As is well known, a tree decomposition of a graph $G$ consists of a tree $T$ with an associated bag $T_v \subseteq V(G)$ for each vertex $v \in V(T)$, which satisfies the following conditions:
- Every vertex of $G$ occurs in some bag of $T$.
- For every edge of $G$ there is a bag containing both endpoints of the edge.
- For every vertex $v \in V(G)$, the bags containing $v$ induce a connected subtree of $T$.

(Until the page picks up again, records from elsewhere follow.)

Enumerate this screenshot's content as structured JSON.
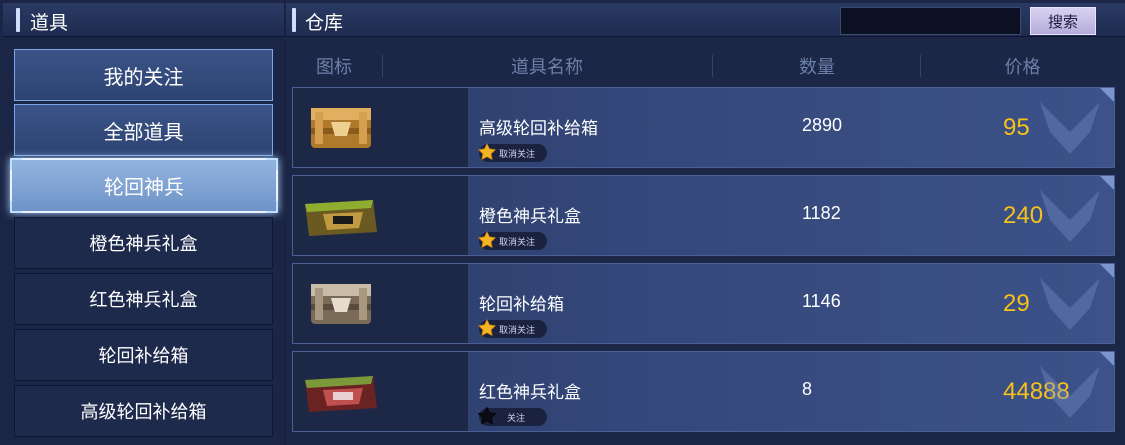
{
  "left_panel": {
    "title": "道具",
    "categories": [
      {
        "label": "我的关注",
        "state": "top"
      },
      {
        "label": "全部道具",
        "state": "top"
      },
      {
        "label": "轮回神兵",
        "state": "active"
      },
      {
        "label": "橙色神兵礼盒",
        "state": "normal"
      },
      {
        "label": "红色神兵礼盒",
        "state": "normal"
      },
      {
        "label": "轮回补给箱",
        "state": "normal"
      },
      {
        "label": "高级轮回补给箱",
        "state": "normal"
      }
    ]
  },
  "right_panel": {
    "title": "仓库",
    "search": {
      "value": "",
      "button_label": "搜索"
    },
    "columns": [
      "图标",
      "道具名称",
      "数量",
      "价格"
    ],
    "items": [
      {
        "name": "高级轮回补给箱",
        "quantity": "2890",
        "price": "95",
        "fav_label": "取消关注",
        "favorited": true,
        "icon": "gold-crate-icon"
      },
      {
        "name": "橙色神兵礼盒",
        "quantity": "1182",
        "price": "240",
        "fav_label": "取消关注",
        "favorited": true,
        "icon": "orange-gift-box-icon"
      },
      {
        "name": "轮回补给箱",
        "quantity": "1146",
        "price": "29",
        "fav_label": "取消关注",
        "favorited": true,
        "icon": "silver-crate-icon"
      },
      {
        "name": "红色神兵礼盒",
        "quantity": "8",
        "price": "44888",
        "fav_label": "关注",
        "favorited": false,
        "icon": "red-gift-box-icon"
      }
    ]
  },
  "colors": {
    "price": "#f6c21a",
    "star_active": "#f5b321",
    "star_inactive": "#0a0a14"
  }
}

We may also demand the following condition, called leanness, from our decomposition:
- For every pair of bags $T_a$, $T_b$ of $T$, if $A \subseteq T_a$ and $B \subseteq T_b$ with $|A| = |B| = k$, then either a) there are $k$ vertex-disjoint $A-B$ paths in $G$, or b) the tree $T$ contains an edge $pq$ on the path from node $a$ to node $b$ such that $|V(T_p) \cap V(T_q)| \leq k$ and the set $V(T_p) \cap V(T_q)$ intersects all $A-B$ paths in $G$.

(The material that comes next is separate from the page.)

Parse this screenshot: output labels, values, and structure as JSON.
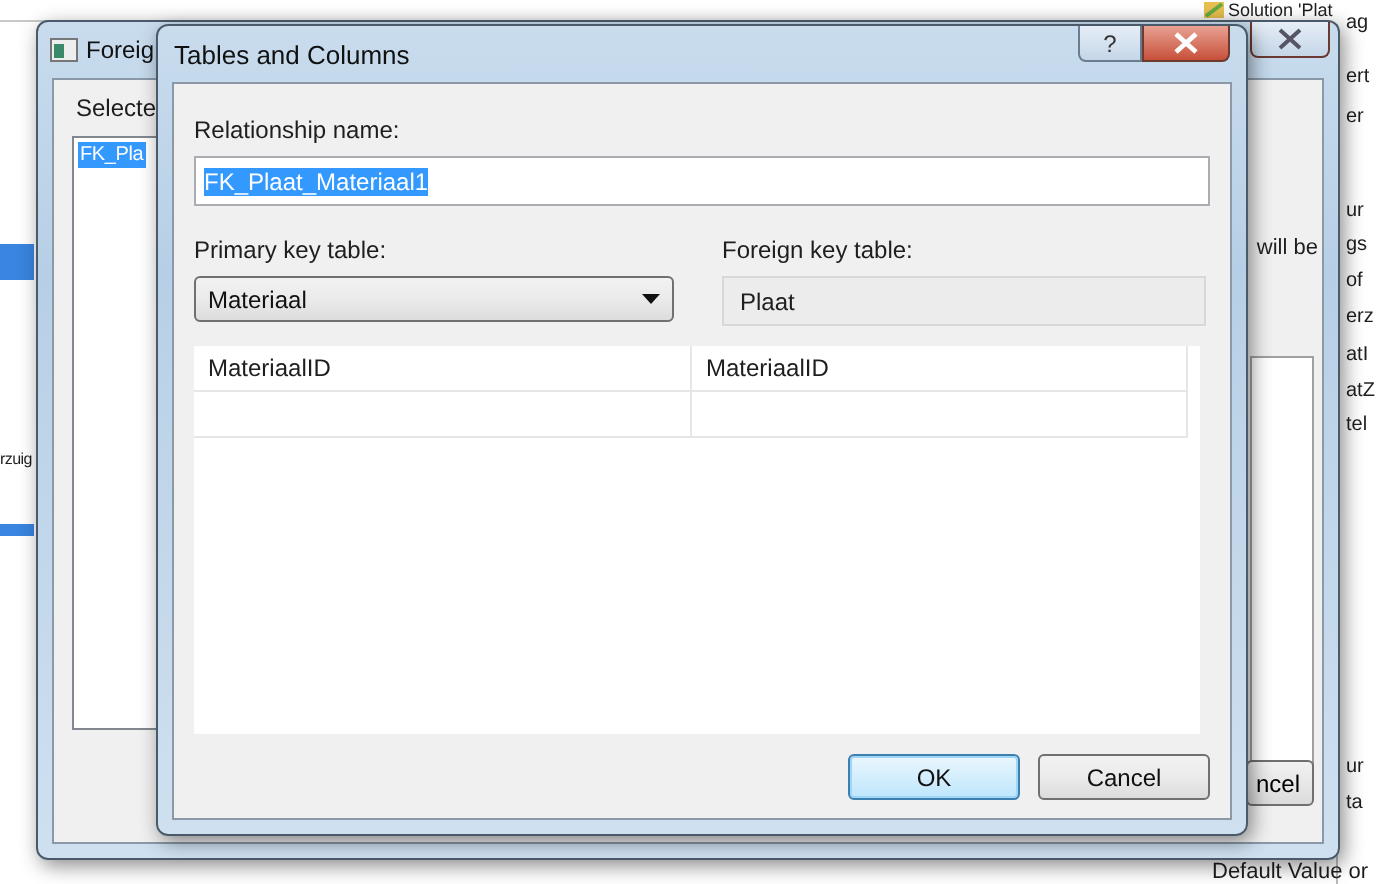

Robin Thomas showed that there is always a minimum-width tree decomposition which is also lean, and simpler proofs of this fact have been provided by several authors, for example by Patrick Bellenbaum & Reinhard Diestel.
What I am interested in is the following: given a graph $G$ and a minimum-width tree decomposition of $G$, can we find a minimum-width lean tree decomposition of $G$ in polynomial time?

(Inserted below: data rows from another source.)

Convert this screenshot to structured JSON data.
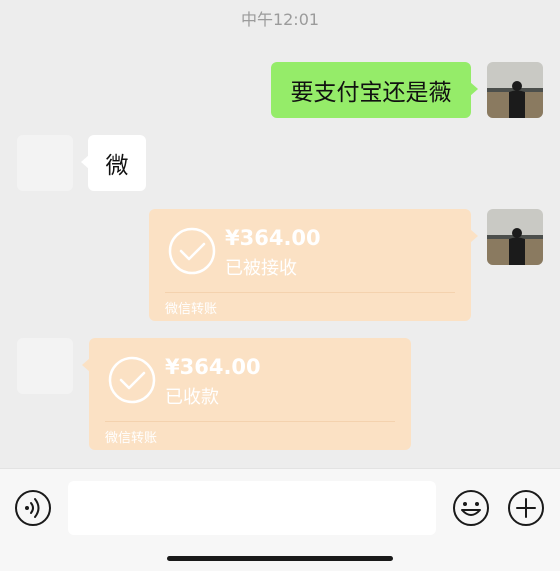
{
  "status": {
    "time": "中午12:01"
  },
  "messages": {
    "msg1": {
      "text": "要支付宝还是薇"
    },
    "msg2": {
      "text": "微"
    },
    "transfer_sent": {
      "amount": "¥364.00",
      "status": "已被接收",
      "label": "微信转账"
    },
    "transfer_received": {
      "amount": "¥364.00",
      "status": "已收款",
      "label": "微信转账"
    }
  },
  "input": {
    "value": "",
    "placeholder": ""
  },
  "icons": {
    "voice": "voice-icon",
    "emoji": "emoji-icon",
    "plus": "plus-icon",
    "check": "check-circle-icon"
  },
  "colors": {
    "background": "#ededed",
    "self_bubble": "#95ec69",
    "peer_bubble": "#ffffff",
    "transfer_card": "#fbe1c4"
  }
}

The two mentioned proofs do not yield such efficient constructiveness. In the paper of Bellenbaum and Diestel it is mentioned that "Another (more constructive) short proof of Thomas’s theorem has been given in P. Bellenbaum, Schlanke Baumzerlegungen von Graphen, Diplomarbeit, Universitat Hamburg 2000." Alas, I have not been able to find the manuscript online and my German is not that great.